あの………あたしのこと探してくれて、ありがとう」
ぼりょう「阿古耶………」
北斗丸「なんだ、あの光は!?」
法輪「ぼりょうが、じょうぶつしようとしとるんじゃ。見てみい、あのうつくしい光を」
阿古耶「お、おっかさん!」
ぼりょう「おまえのおかげだよ。ありがとう、元気でね………
あたしはいつだって、おまえのぶじをいのっているからね………………さよなら………」
阿古耶「………さよなら、おっかさん」
法輪「しあわせそうな、いい顔をしとったなあ」
阿古耶「あっ、お守りがなくなってる。
おっかさんたら、持っていっちゃったんだ………」
北斗丸「阿古耶………」

ちょうじゃ「阿古耶さん……と、いったね。
おたつさんのこどもなら、わたしたちのめいだ。
よかったら、うちの子にならんかね?」
阿古耶「ええっ!?」
ちょうじゃ「えんりょはいらんよ。
あかんぼうのねえさんに、なってくれればいいんだ」
おなみ「ぜひ、そうしてちょうだい。
きっと、おたつねえさんも、よろこぶわ」
阿古耶「あ、あたしが……このうちの子に?」
おなみ「うちの子に、なってくれるわね?」
阿古耶「………ごめんなさい。
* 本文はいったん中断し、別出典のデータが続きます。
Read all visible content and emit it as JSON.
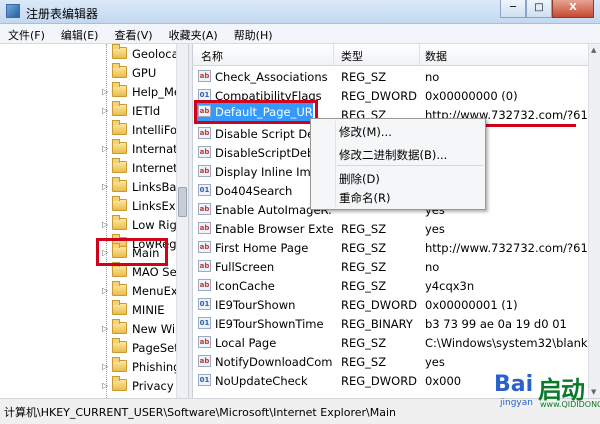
{
  "window": {
    "title": "注册表编辑器",
    "buttons": [
      "─",
      "□",
      "X"
    ]
  },
  "menu": [
    "文件(F)",
    "编辑(E)",
    "查看(V)",
    "收藏夹(A)",
    "帮助(H)"
  ],
  "tree": {
    "items": [
      {
        "label": "Geoloca",
        "expander": ""
      },
      {
        "label": "GPU",
        "expander": ""
      },
      {
        "label": "Help_Me",
        "expander": "▷"
      },
      {
        "label": "IETld",
        "expander": "▷"
      },
      {
        "label": "IntelliFo",
        "expander": ""
      },
      {
        "label": "Internat",
        "expander": "▷"
      },
      {
        "label": "Internet",
        "expander": ""
      },
      {
        "label": "LinksBar",
        "expander": "▷"
      },
      {
        "label": "LinksExp",
        "expander": ""
      },
      {
        "label": "Low Rig",
        "expander": "▷"
      },
      {
        "label": "LowRegi",
        "expander": ""
      },
      {
        "label": "Main",
        "expander": "▷"
      },
      {
        "label": "MAO Se",
        "expander": ""
      },
      {
        "label": "MenuExt",
        "expander": "▷"
      },
      {
        "label": "MINIE",
        "expander": ""
      },
      {
        "label": "New Wi",
        "expander": "▷"
      },
      {
        "label": "PageSet",
        "expander": ""
      },
      {
        "label": "Phishing",
        "expander": "▷"
      },
      {
        "label": "Privacy",
        "expander": "▷"
      }
    ]
  },
  "list": {
    "headers": {
      "name": "名称",
      "type": "类型",
      "data": "数据"
    },
    "rows": [
      {
        "name": "Check_Associations",
        "type": "REG_SZ",
        "data": "no",
        "icon": "ab"
      },
      {
        "name": "CompatibilityFlags",
        "type": "REG_DWORD",
        "data": "0x00000000 (0)",
        "icon": "bin"
      },
      {
        "name": "",
        "type": "REG_SZ",
        "data": "http://www.732732.com/?611",
        "icon": "ab"
      },
      {
        "name": "Disable Script Deb",
        "type": "",
        "data": "",
        "icon": "ab"
      },
      {
        "name": "DisableScriptDebu",
        "type": "",
        "data": "",
        "icon": "ab"
      },
      {
        "name": "Display Inline Ima",
        "type": "",
        "data": "",
        "icon": "ab"
      },
      {
        "name": "Do404Search",
        "type": "",
        "data": "",
        "icon": "bin"
      },
      {
        "name": "Enable AutoImageR...",
        "type": "",
        "data": "yes",
        "icon": "ab"
      },
      {
        "name": "Enable Browser Exte...",
        "type": "REG_SZ",
        "data": "yes",
        "icon": "ab"
      },
      {
        "name": "First Home Page",
        "type": "REG_SZ",
        "data": "http://www.732732.com/?611",
        "icon": "ab"
      },
      {
        "name": "FullScreen",
        "type": "REG_SZ",
        "data": "no",
        "icon": "ab"
      },
      {
        "name": "IconCache",
        "type": "REG_SZ",
        "data": "y4cqx3n",
        "icon": "ab"
      },
      {
        "name": "IE9TourShown",
        "type": "REG_DWORD",
        "data": "0x00000001 (1)",
        "icon": "bin"
      },
      {
        "name": "IE9TourShownTime",
        "type": "REG_BINARY",
        "data": "b3 73 99 ae 0a 19 d0 01",
        "icon": "bin"
      },
      {
        "name": "Local Page",
        "type": "REG_SZ",
        "data": "C:\\Windows\\system32\\blank.",
        "icon": "ab"
      },
      {
        "name": "NotifyDownloadCom...",
        "type": "REG_SZ",
        "data": "yes",
        "icon": "ab"
      },
      {
        "name": "NoUpdateCheck",
        "type": "REG_DWORD",
        "data": "0x000",
        "icon": "bin"
      }
    ]
  },
  "selected": {
    "name": "Default_Page_URL"
  },
  "context_menu": {
    "modify": "修改(M)...",
    "modify_binary": "修改二进制数据(B)...",
    "delete": "删除(D)",
    "rename": "重命名(R)"
  },
  "status": "计算机\\HKEY_CURRENT_USER\\Software\\Microsoft\\Internet Explorer\\Main",
  "watermark": {
    "bai": "Bai",
    "sub": "jingyan",
    "cn": "启动",
    "url": "www.QIDIDONG.COM"
  },
  "colors": {
    "selection": "#3399ff",
    "highlight": "#d0021b"
  }
}
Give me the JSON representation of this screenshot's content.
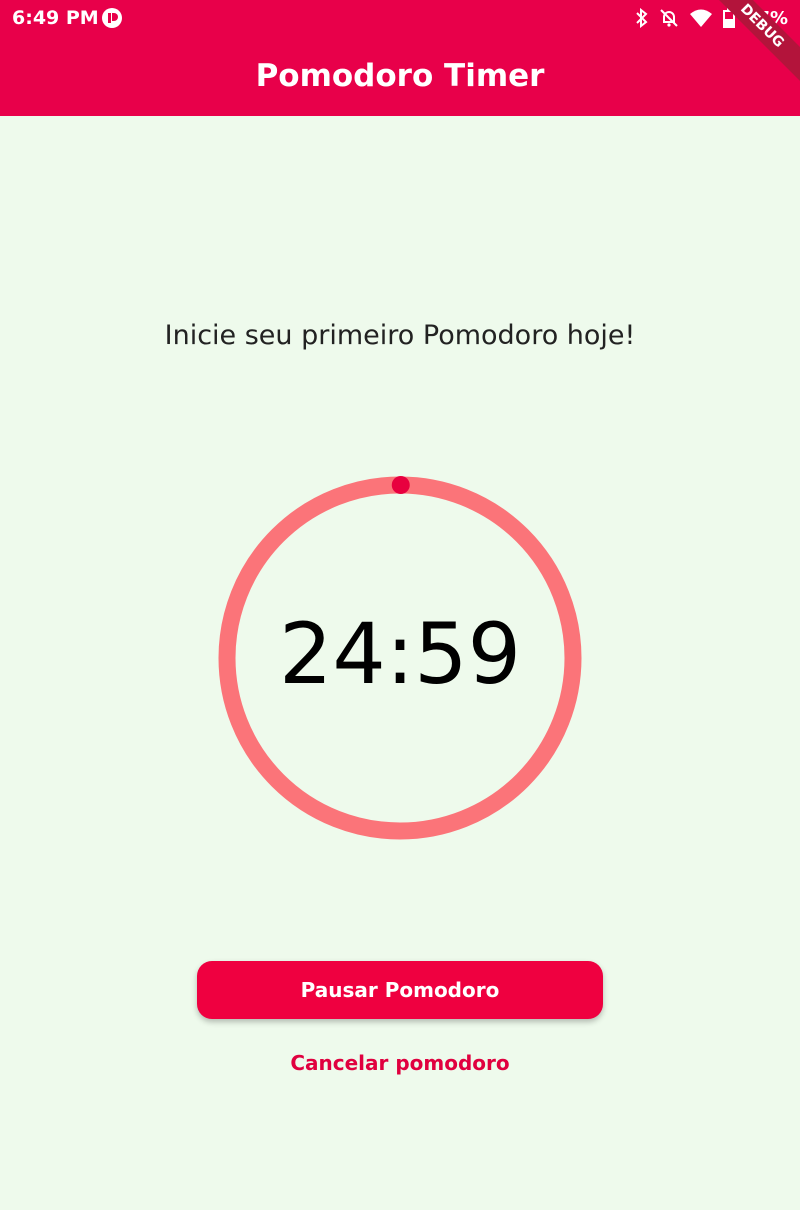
{
  "status_bar": {
    "time": "6:49 PM",
    "battery_label": "47%",
    "icons": [
      "notification-app-icon",
      "bluetooth-icon",
      "notifications-off-icon",
      "wifi-icon",
      "battery-icon"
    ]
  },
  "app_bar": {
    "title": "Pomodoro Timer",
    "debug_banner": "DEBUG",
    "color": "#e8004a"
  },
  "main": {
    "subtitle": "Inicie seu primeiro Pomodoro hoje!",
    "timer": {
      "display": "24:59",
      "ring_color": "#fb7479",
      "indicator_color": "#e8003f",
      "progress_fraction": 0.0007
    },
    "pause_button_label": "Pausar Pomodoro",
    "cancel_link_label": "Cancelar pomodoro"
  }
}
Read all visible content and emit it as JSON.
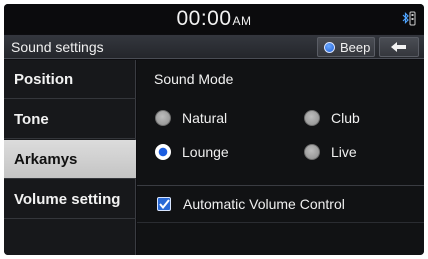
{
  "status_bar": {
    "time": "00:00",
    "ampm": "AM"
  },
  "title_bar": {
    "title": "Sound settings",
    "beep_label": "Beep"
  },
  "sidebar": {
    "items": [
      {
        "label": "Position",
        "selected": false
      },
      {
        "label": "Tone",
        "selected": false
      },
      {
        "label": "Arkamys",
        "selected": true
      },
      {
        "label": "Volume setting",
        "selected": false
      }
    ]
  },
  "main": {
    "section_title": "Sound Mode",
    "options": [
      {
        "label": "Natural",
        "checked": false
      },
      {
        "label": "Club",
        "checked": false
      },
      {
        "label": "Lounge",
        "checked": true
      },
      {
        "label": "Live",
        "checked": false
      }
    ],
    "auto_volume_label": "Automatic Volume Control",
    "auto_volume_checked": true
  },
  "colors": {
    "accent": "#1f5fd6",
    "selected_bg": "#d0d0d0"
  }
}
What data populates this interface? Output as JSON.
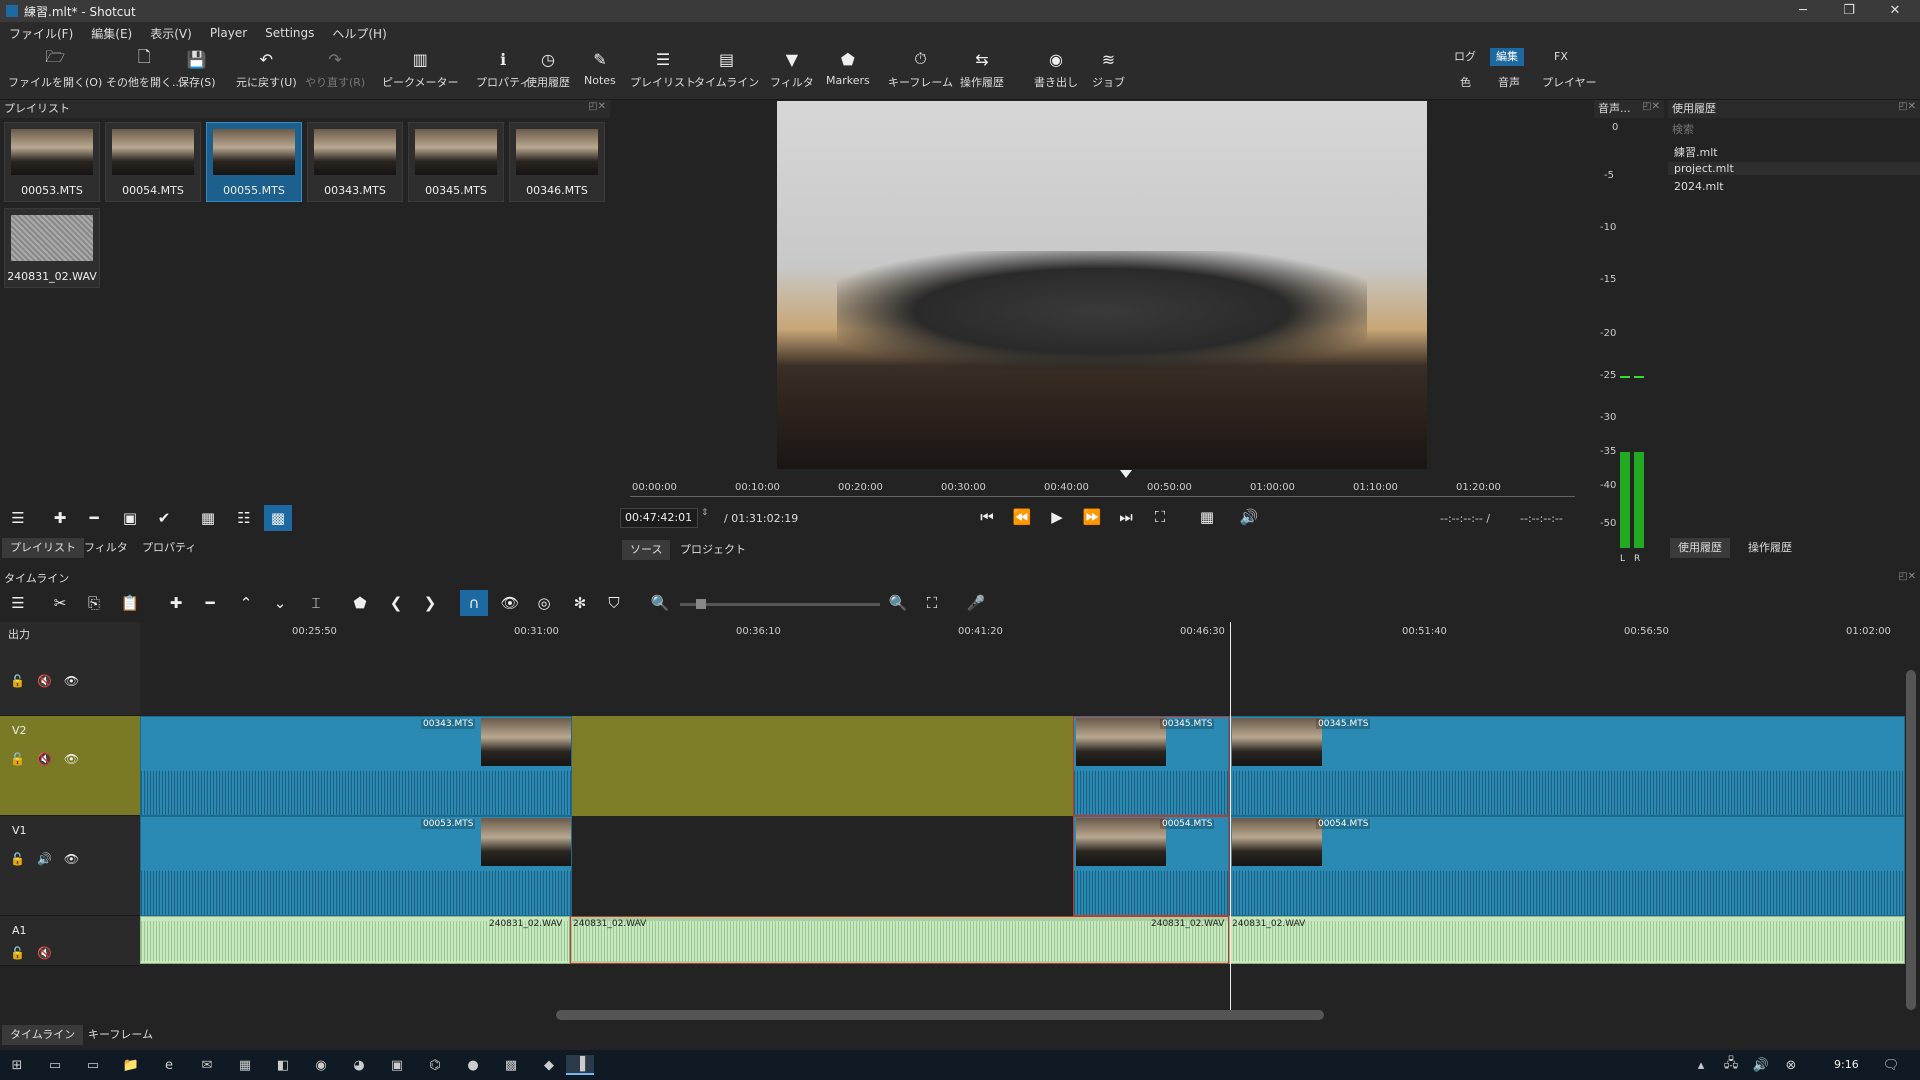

おことわりします」
ちょうじゃ「ど、どうしてだね?」
阿古耶「あたしには、こんな家のおじょうさんなんて、にあわないし………
それに、京には、あたしを待っててくれる弟たちがいるんです。だから、ごめんなさい」
ちょうじゃ「………そうか。でも、また遊びに来てくれるね?」
阿古耶「はい、もちろん」

阿古耶「行こうよ、北斗丸」
北斗丸「本当に、いいのかい?」
阿古耶「あったりまえよ。じゃあ、お元気で」
おなみ「あなたも、元気で旅をつづけてね」
ちょうじゃ「そうだ、阿古耶さん。せめて、これをもらっておくれ。
わが家の宝だけど、きっと旅に役だつはずだよ」
ゆめみのころもを、手に入れた!
阿古耶「ありがとう………おじさん、おばさん」
ちょうじゃ「それでは、元気でな。みなさん、また遊びに来てください」
阿古耶「はい」
頼遠「こうかいするなよ、阿古耶」
阿古耶「するもんか。これまでずっと、あたしのみうちはあの子たちだったんだ。